My experience when working with organizations and eDiscovery in Microsoft 365 is the importance of eDiscovery administrators to understand the behavior of deleted emails. Why? Well… some people involved in a case may either maliciously or unintentionally delete important emails…
eDiscovery cases can be sensitive in nature and, in some instances, involved parties may intentionally delete emails with hopes of them not being discovered. This is a primary reason for electronic holds being placed on users’ mailboxes as custodians in a case. Once a hold is in place, the Mailbox Folder Assistant (the “other” MFA) process no longer runs against a user’s mailbox thereby preventing any content from being permanently removed from their mailbox (and all content within it remains discoverable).
Note: A Retention Policy published to Exchange mailboxes will also prevent content from being permanently removed until the retention period is over and uses the same underlying mechanism as an electronic hold to retain content.
It’s important to understand the structure of an Exchange Online mailbox if you’re running content searches and eDiscovery searches as they both return results from all subfolders within the parts of a mailbox visible to an end-user as well as the Recoverable Items partition not visible to an end-user:
Here’s what happens when an end-user “deletes” an email:
- If an end-user soft deletes an email (hits the Delete key), it will go into their Deleted Items folder and is visible to them. An end-user can self-serve restoring and permanently deleting emails from here.

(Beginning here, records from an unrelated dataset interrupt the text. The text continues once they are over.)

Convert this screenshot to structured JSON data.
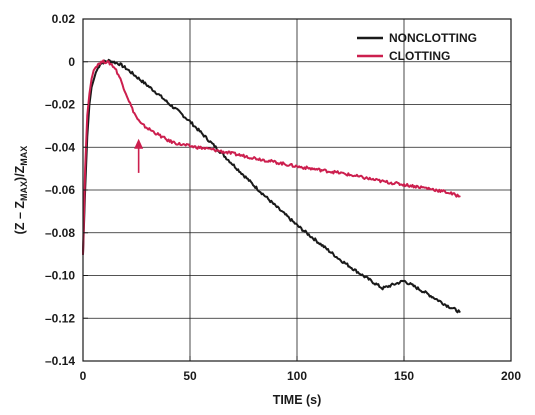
{
  "chart_data": {
    "type": "line",
    "xlabel": "TIME (s)",
    "ylabel": {
      "prefix": "(Z – Z",
      "sub1": "MAX",
      "mid": ")/Z",
      "sub2": "MAX"
    },
    "xlim": [
      0,
      200
    ],
    "ylim": [
      -0.14,
      0.02
    ],
    "x_ticks": [
      0,
      50,
      100,
      150,
      200
    ],
    "y_ticks": [
      0.02,
      0,
      -0.02,
      -0.04,
      -0.06,
      -0.08,
      -0.1,
      -0.12,
      -0.14
    ],
    "x_tick_labels": [
      "0",
      "50",
      "100",
      "150",
      "200"
    ],
    "y_tick_labels": [
      "0.02",
      "0",
      "–0.02",
      "–0.04",
      "–0.06",
      "–0.08",
      "–0.10",
      "–0.12",
      "–0.14"
    ],
    "grid": true,
    "legend_position": "top-right",
    "series": [
      {
        "name": "NONCLOTTING",
        "color": "#1a1a1a",
        "x": [
          0,
          1,
          2,
          3,
          4,
          6,
          8,
          10,
          12,
          14,
          17,
          20,
          25,
          30,
          35,
          40,
          45,
          50,
          55,
          60,
          65,
          70,
          75,
          80,
          90,
          100,
          110,
          120,
          130,
          140,
          150,
          160,
          170,
          176
        ],
        "y": [
          -0.09,
          -0.06,
          -0.035,
          -0.02,
          -0.012,
          -0.005,
          -0.001,
          0,
          0.0005,
          0,
          -0.001,
          -0.003,
          -0.007,
          -0.011,
          -0.015,
          -0.0195,
          -0.0235,
          -0.028,
          -0.033,
          -0.038,
          -0.043,
          -0.048,
          -0.053,
          -0.058,
          -0.0675,
          -0.0765,
          -0.0845,
          -0.0925,
          -0.0995,
          -0.106,
          -0.1025,
          -0.108,
          -0.114,
          -0.117
        ]
      },
      {
        "name": "CLOTTING",
        "color": "#cc1f4e",
        "x": [
          0,
          1,
          2,
          3,
          4,
          5,
          7,
          9,
          11,
          13,
          15,
          17,
          19,
          21,
          23,
          25,
          27,
          30,
          35,
          40,
          45,
          50,
          60,
          70,
          80,
          90,
          100,
          110,
          120,
          130,
          140,
          150,
          160,
          170,
          176
        ],
        "y": [
          -0.09,
          -0.05,
          -0.025,
          -0.015,
          -0.008,
          -0.004,
          -0.001,
          0,
          0,
          -0.001,
          -0.003,
          -0.007,
          -0.012,
          -0.017,
          -0.022,
          -0.026,
          -0.029,
          -0.031,
          -0.034,
          -0.037,
          -0.0385,
          -0.0395,
          -0.041,
          -0.043,
          -0.045,
          -0.047,
          -0.049,
          -0.0505,
          -0.052,
          -0.054,
          -0.056,
          -0.0575,
          -0.059,
          -0.061,
          -0.063
        ]
      }
    ],
    "annotations": [
      {
        "type": "arrow",
        "x": 26,
        "y_from": -0.052,
        "y_to": -0.036,
        "color": "#cc1f4e"
      }
    ]
  }
}
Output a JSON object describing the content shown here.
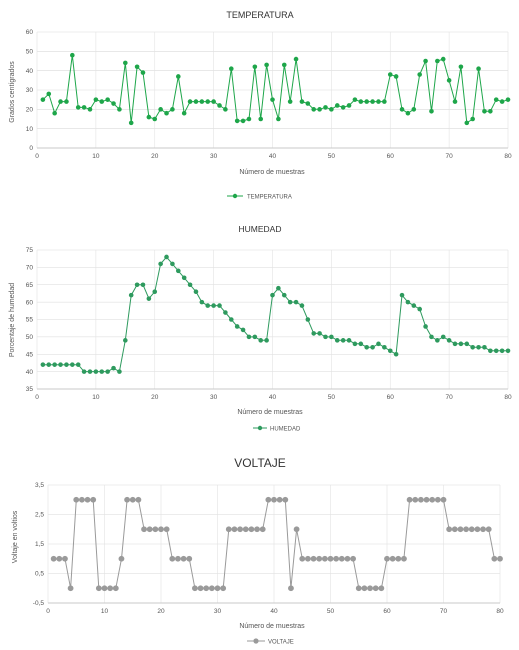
{
  "chart_data": [
    {
      "type": "line",
      "title": "TEMPERATURA",
      "xlabel": "Número de muestras",
      "ylabel": "Grados centígrados",
      "xlim": [
        0,
        80
      ],
      "ylim": [
        0,
        60
      ],
      "xticks": [
        "0",
        "10",
        "20",
        "30",
        "40",
        "50",
        "60",
        "70",
        "80"
      ],
      "yticks": [
        "0",
        "10",
        "20",
        "30",
        "40",
        "50",
        "60"
      ],
      "grid": true,
      "legend": "bottom",
      "color": "#1ea64a",
      "series": [
        {
          "name": "TEMPERATURA",
          "x": [
            1,
            2,
            3,
            4,
            5,
            6,
            7,
            8,
            9,
            10,
            11,
            12,
            13,
            14,
            15,
            16,
            17,
            18,
            19,
            20,
            21,
            22,
            23,
            24,
            25,
            26,
            27,
            28,
            29,
            30,
            31,
            32,
            33,
            34,
            35,
            36,
            37,
            38,
            39,
            40,
            41,
            42,
            43,
            44,
            45,
            46,
            47,
            48,
            49,
            50,
            51,
            52,
            53,
            54,
            55,
            56,
            57,
            58,
            59,
            60,
            61,
            62,
            63,
            64,
            65,
            66,
            67,
            68,
            69,
            70,
            71,
            72,
            73,
            74,
            75,
            76,
            77,
            78,
            79,
            80
          ],
          "values": [
            25,
            28,
            18,
            24,
            24,
            48,
            21,
            21,
            20,
            25,
            24,
            25,
            23,
            20,
            44,
            13,
            42,
            39,
            16,
            15,
            20,
            18,
            20,
            37,
            18,
            24,
            24,
            24,
            24,
            24,
            22,
            20,
            41,
            14,
            14,
            15,
            42,
            15,
            43,
            25,
            15,
            43,
            24,
            46,
            24,
            23,
            20,
            20,
            21,
            20,
            22,
            21,
            22,
            25,
            24,
            24,
            24,
            24,
            24,
            38,
            37,
            20,
            18,
            20,
            38,
            45,
            19,
            45,
            46,
            35,
            24,
            42,
            13,
            15,
            41,
            19,
            19,
            25,
            24,
            25
          ]
        }
      ]
    },
    {
      "type": "line",
      "title": "HUMEDAD",
      "xlabel": "Número de muestras",
      "ylabel": "Porcentaje de humedad",
      "xlim": [
        0,
        80
      ],
      "ylim": [
        35,
        75
      ],
      "xticks": [
        "0",
        "10",
        "20",
        "30",
        "40",
        "50",
        "60",
        "70",
        "80"
      ],
      "yticks": [
        "35",
        "40",
        "45",
        "50",
        "55",
        "60",
        "65",
        "70",
        "75"
      ],
      "grid": true,
      "legend": "bottom",
      "color": "#2e9a5e",
      "series": [
        {
          "name": "HUMEDAD",
          "x": [
            1,
            2,
            3,
            4,
            5,
            6,
            7,
            8,
            9,
            10,
            11,
            12,
            13,
            14,
            15,
            16,
            17,
            18,
            19,
            20,
            21,
            22,
            23,
            24,
            25,
            26,
            27,
            28,
            29,
            30,
            31,
            32,
            33,
            34,
            35,
            36,
            37,
            38,
            39,
            40,
            41,
            42,
            43,
            44,
            45,
            46,
            47,
            48,
            49,
            50,
            51,
            52,
            53,
            54,
            55,
            56,
            57,
            58,
            59,
            60,
            61,
            62,
            63,
            64,
            65,
            66,
            67,
            68,
            69,
            70,
            71,
            72,
            73,
            74,
            75,
            76,
            77,
            78,
            79,
            80
          ],
          "values": [
            42,
            42,
            42,
            42,
            42,
            42,
            42,
            40,
            40,
            40,
            40,
            40,
            41,
            40,
            49,
            62,
            65,
            65,
            61,
            63,
            71,
            73,
            71,
            69,
            67,
            65,
            63,
            60,
            59,
            59,
            59,
            57,
            55,
            53,
            52,
            50,
            50,
            49,
            49,
            62,
            64,
            62,
            60,
            60,
            59,
            55,
            51,
            51,
            50,
            50,
            49,
            49,
            49,
            48,
            48,
            47,
            47,
            48,
            47,
            46,
            45,
            62,
            60,
            59,
            58,
            53,
            50,
            49,
            50,
            49,
            48,
            48,
            48,
            47,
            47,
            47,
            46,
            46,
            46,
            46
          ]
        }
      ]
    },
    {
      "type": "line",
      "title": "VOLTAJE",
      "xlabel": "Número de muestras",
      "ylabel": "Voltaje en voltios",
      "xlim": [
        0,
        80
      ],
      "ylim": [
        -0.5,
        3.5
      ],
      "xticks": [
        "0",
        "10",
        "20",
        "30",
        "40",
        "50",
        "60",
        "70",
        "80"
      ],
      "yticks": [
        "-0,5",
        "0,5",
        "1,5",
        "2,5",
        "3,5"
      ],
      "ytick_values": [
        -0.5,
        0.5,
        1.5,
        2.5,
        3.5
      ],
      "grid": true,
      "legend": "bottom",
      "color": "#9a9a9a",
      "series": [
        {
          "name": "VOLTAJE",
          "x": [
            1,
            2,
            3,
            4,
            5,
            6,
            7,
            8,
            9,
            10,
            11,
            12,
            13,
            14,
            15,
            16,
            17,
            18,
            19,
            20,
            21,
            22,
            23,
            24,
            25,
            26,
            27,
            28,
            29,
            30,
            31,
            32,
            33,
            34,
            35,
            36,
            37,
            38,
            39,
            40,
            41,
            42,
            43,
            44,
            45,
            46,
            47,
            48,
            49,
            50,
            51,
            52,
            53,
            54,
            55,
            56,
            57,
            58,
            59,
            60,
            61,
            62,
            63,
            64,
            65,
            66,
            67,
            68,
            69,
            70,
            71,
            72,
            73,
            74,
            75,
            76,
            77,
            78,
            79,
            80
          ],
          "values": [
            1,
            1,
            1,
            0,
            3,
            3,
            3,
            3,
            0,
            0,
            0,
            0,
            1,
            3,
            3,
            3,
            2,
            2,
            2,
            2,
            2,
            1,
            1,
            1,
            1,
            0,
            0,
            0,
            0,
            0,
            0,
            2,
            2,
            2,
            2,
            2,
            2,
            2,
            3,
            3,
            3,
            3,
            0,
            2,
            1,
            1,
            1,
            1,
            1,
            1,
            1,
            1,
            1,
            1,
            0,
            0,
            0,
            0,
            0,
            1,
            1,
            1,
            1,
            3,
            3,
            3,
            3,
            3,
            3,
            3,
            2,
            2,
            2,
            2,
            2,
            2,
            2,
            2,
            1,
            1
          ]
        }
      ]
    }
  ]
}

- If an end-user permanently deletes an email (Shift-delete key) or deletes an email from their Deleted Items folder, or empties their Deleted Items folder, it will go to the Deletions folder in the Recoverable items partition.

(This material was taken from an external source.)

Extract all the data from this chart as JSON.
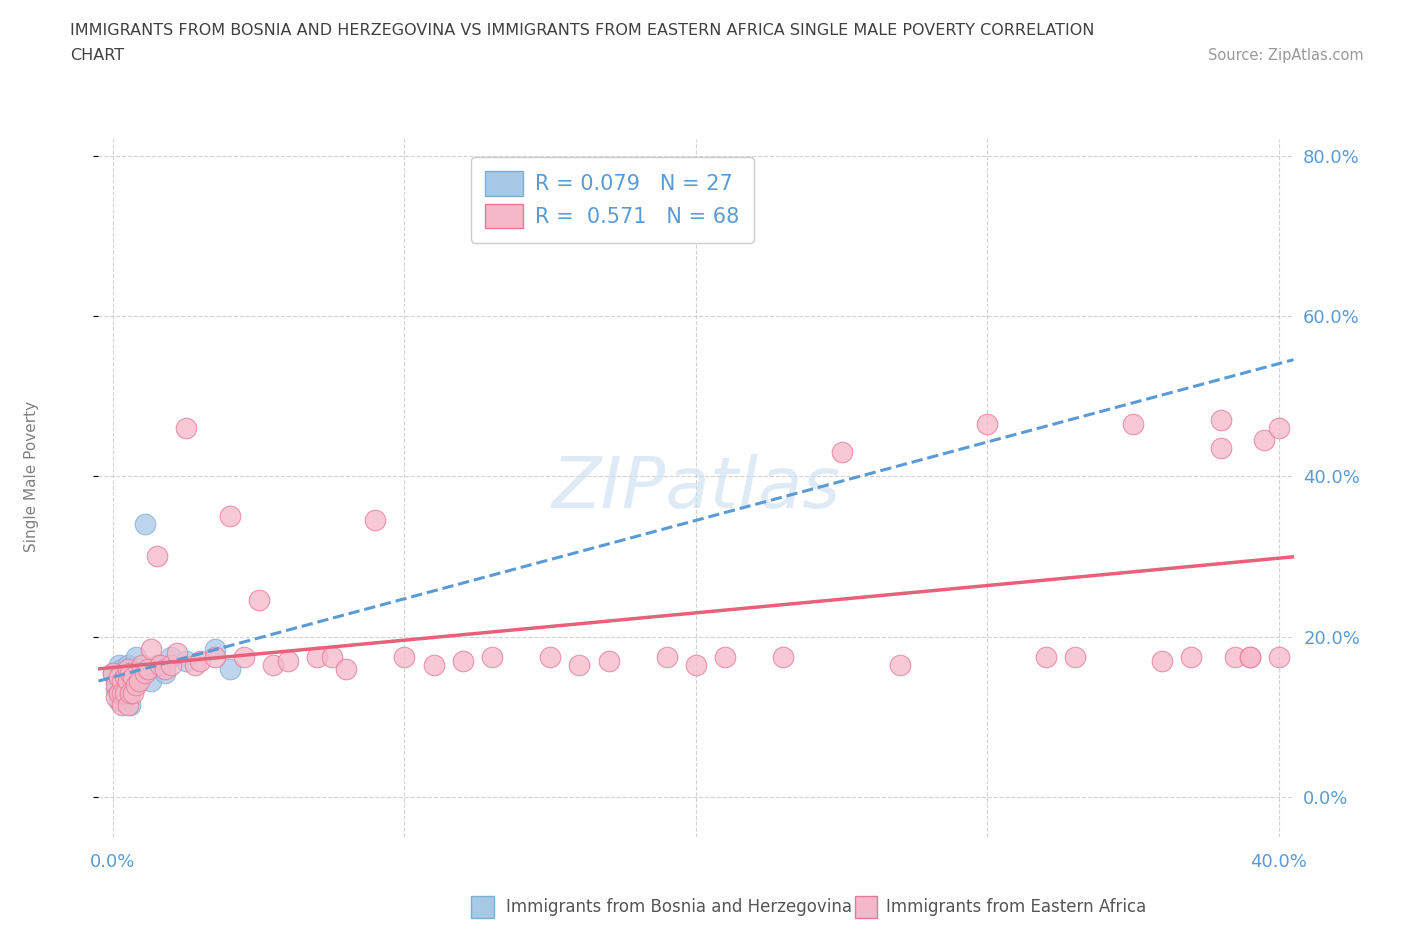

In an Exchange Online mailbox, an end-user can still act on emails in the Deletions folder in the Recoverable Items partition. They can either restore emails from there or purge them from there using the Outlook client:
- Select Folder
- Select Recover Deleted Items
A popup window will be displayed with all emails permanently deleted from your mailbox. As you can see, an end-user has the option to either restore or purge the items:
If ‘Restore Selected Items’ is chosen, the items will be restored to the end-user’s mailbox. I imagine the intent of providing this capability to an end-user is to allow for self-serve email recovery rather than having to call the service desk.
If ‘Purge Selected Items’ is chosen, the items will move to the Purges folder within the Recoverable Items partition. At that time, they are hidden from the end-user, but they still exist (for 14 days – the setting defined by the RetainDeletedItemsFor mailbox property)! I’ve worked with customers using eDiscovery for internal investigations where end-users go to this length thinking they are permanently removing their emails thereby making them undiscoverable. This is not the case.

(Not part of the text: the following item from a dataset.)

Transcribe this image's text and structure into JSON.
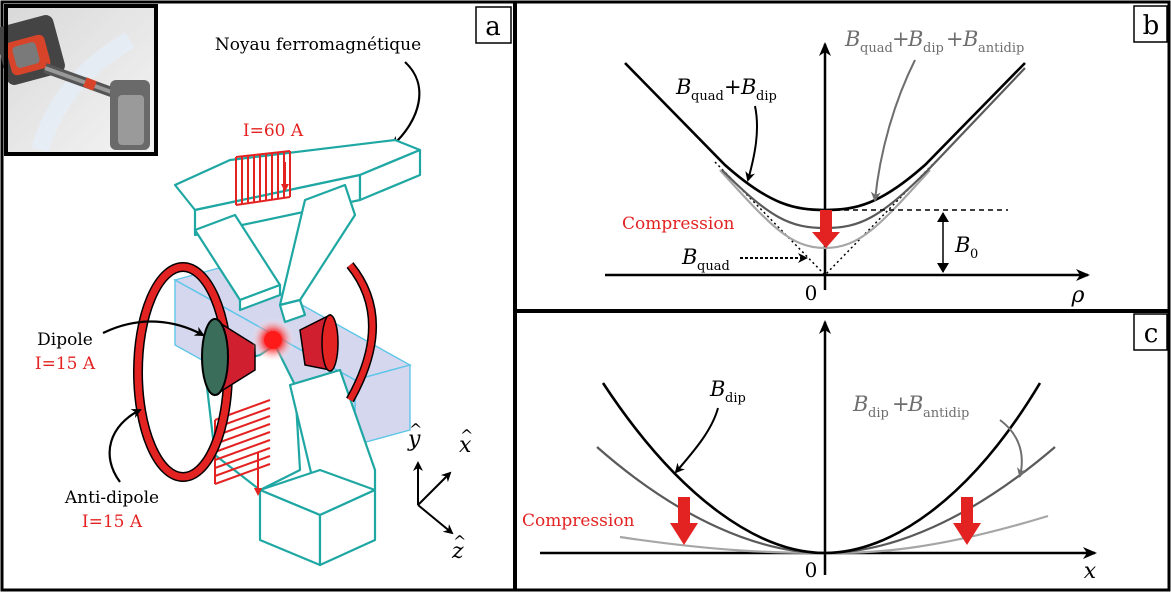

The Mailbox Folder Assistant will, however, permanently remove content that is either in the Deletions or Purges folder after 14 days (by default) unless there is an electronic hold or retention policy placed on the user’s mailbox.
Reference: Recoverable Items folder in Exchange Online
This timing is important to know if you are running eDiscovery or Content Searches against Outlook mailboxes as those searches will return results from all folders within the Recoverable Items partition as well as the folders in the user’s mailbox. This is also reason why you should be placing an electronic hold on user’s mailboxes in an eDiscovery case if you want to guarantee that you will be able to discover all content from their mailbox until the hold is released. Without an electronic hold, the emails sitting in the Deletions and Purges folders in the Recoverable Items partition will eventually be permanently removed (unless there is a Retention Policy in place and the retention period hasn’t been met).
Thanks for reading.
-JCK
Credit: Image by Muhammad Ribkhan from Pixabay
Is there a way to purge mail items that are in the hidden deleted despite their policy if say there was a reason for transitory records to not exist?
Hi PandaFather,
I’m not aware of any way to override the retention policy that is in effect.
-JCK
Joanne,
Awesome article. Thanks for doing this.
Question – We have an issue where users of a Shared Mailbox are reporting that emails are mysteriously getting deleted. I have turned on auditing on the mailbox, but I cannot find where the email is getting deleted.
Any ideas on where we should look?
TY in advance.
JT
Hi Jason – sorry, this sounds like a Microsoft support ticket as it would require more insight and investigation into the exact details of the issue they’re experiencing than what I can provide here. Good luck!